This week, I learned about deep learning and neural networks, and I wrote a handful of blog posts relating to concepts I learned last week.
The most poignant of these posts was Language: A Cluster Analysis of Reality. Taking inspiration from Eliezer Yudkowsky’s essay series A Human’s Guide To Words, and pieces of what I learned last week about cluster analyses, I created an abstract comparison between human language and cluster analyses done on n-dimensional reality-space.
Besides this, I started learning in depth about machine learning. I learned about the common loss functions, L2-norm and cross-entropy. I learned about the concept of deep neural nets: not just the theory, but the practice, all the way down to the math. I figured out what gradient descent is, and I’m getting started with TensorFlow. I’ll have more detail on all of this next week: there’s a lot I still don’t understand, and I don’t want to give a partially misinformed synopsis.

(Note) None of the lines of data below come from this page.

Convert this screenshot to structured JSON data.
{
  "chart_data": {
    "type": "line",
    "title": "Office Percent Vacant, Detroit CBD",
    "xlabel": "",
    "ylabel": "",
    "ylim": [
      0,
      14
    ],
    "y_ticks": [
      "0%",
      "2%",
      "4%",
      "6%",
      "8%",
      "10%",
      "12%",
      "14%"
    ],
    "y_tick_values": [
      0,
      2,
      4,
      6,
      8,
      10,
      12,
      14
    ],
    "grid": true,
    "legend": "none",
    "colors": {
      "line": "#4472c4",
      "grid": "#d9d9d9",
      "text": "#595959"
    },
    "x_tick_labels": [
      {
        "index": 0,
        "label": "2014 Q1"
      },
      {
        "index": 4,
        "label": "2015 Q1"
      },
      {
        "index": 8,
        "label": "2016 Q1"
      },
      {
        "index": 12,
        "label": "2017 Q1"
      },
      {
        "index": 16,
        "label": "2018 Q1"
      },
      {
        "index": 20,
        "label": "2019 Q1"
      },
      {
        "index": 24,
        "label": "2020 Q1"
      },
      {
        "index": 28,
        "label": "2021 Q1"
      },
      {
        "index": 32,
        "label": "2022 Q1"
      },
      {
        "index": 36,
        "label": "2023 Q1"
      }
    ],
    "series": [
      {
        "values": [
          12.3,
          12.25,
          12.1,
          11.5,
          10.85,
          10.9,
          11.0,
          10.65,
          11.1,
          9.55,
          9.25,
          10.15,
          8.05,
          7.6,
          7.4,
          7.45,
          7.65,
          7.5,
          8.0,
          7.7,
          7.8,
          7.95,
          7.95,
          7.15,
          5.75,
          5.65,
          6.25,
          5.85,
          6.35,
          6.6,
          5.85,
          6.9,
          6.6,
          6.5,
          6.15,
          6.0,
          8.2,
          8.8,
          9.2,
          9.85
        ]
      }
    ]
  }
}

The most unfortunate part of this week was certainly that in order to fully understand deep neural networks, you need calculus, because a decent portion of the math relies on partial derivatives. I did statistics instead of calculus in high school, since I dramatically prefer probability theory to differential equations, so I don’t actually have all that much in the way of calculus, and there was an upper bound on how much of the math I actually got. I think that I’ll give myself a bit of remedial calculus in the next week.
The most fortunate part of this week was the discovery of how legitimately useful my favorite book is. Around four or five years ago, I read Rationality: From AI to Zombies. It’s written by a dude who’s big on AI, so obviously it contains rather a lot referencing that subject. When I first read it, I knew absolutely nothing about AI, so I just kind of skimmed over it, except to the extent that I was able to understand the fundamental theory by osmosis. However, I’ve been recently rereading Rationality for completely unrelated reasons, and the sections on AI are making a lot more sense to me now. The sections on AI are scattered through books 3, 4, and 5: The Machine in the Ghost, Mere Reality, and Mere Goodness.
And the most unexpected part of this week was that I had a pretty neat idea for a project, entirely unrelated to any of this other stuff I’ve been learning. I think I’ll program it in JavaScript over the next week, on top of this current project. It’s not complicated, so it shouldn’t get in the way of any of my higher-priority goals, but I had the idea because I would personally find it very useful. (Needless to say, I’ll be documenting that project on this blog, too.)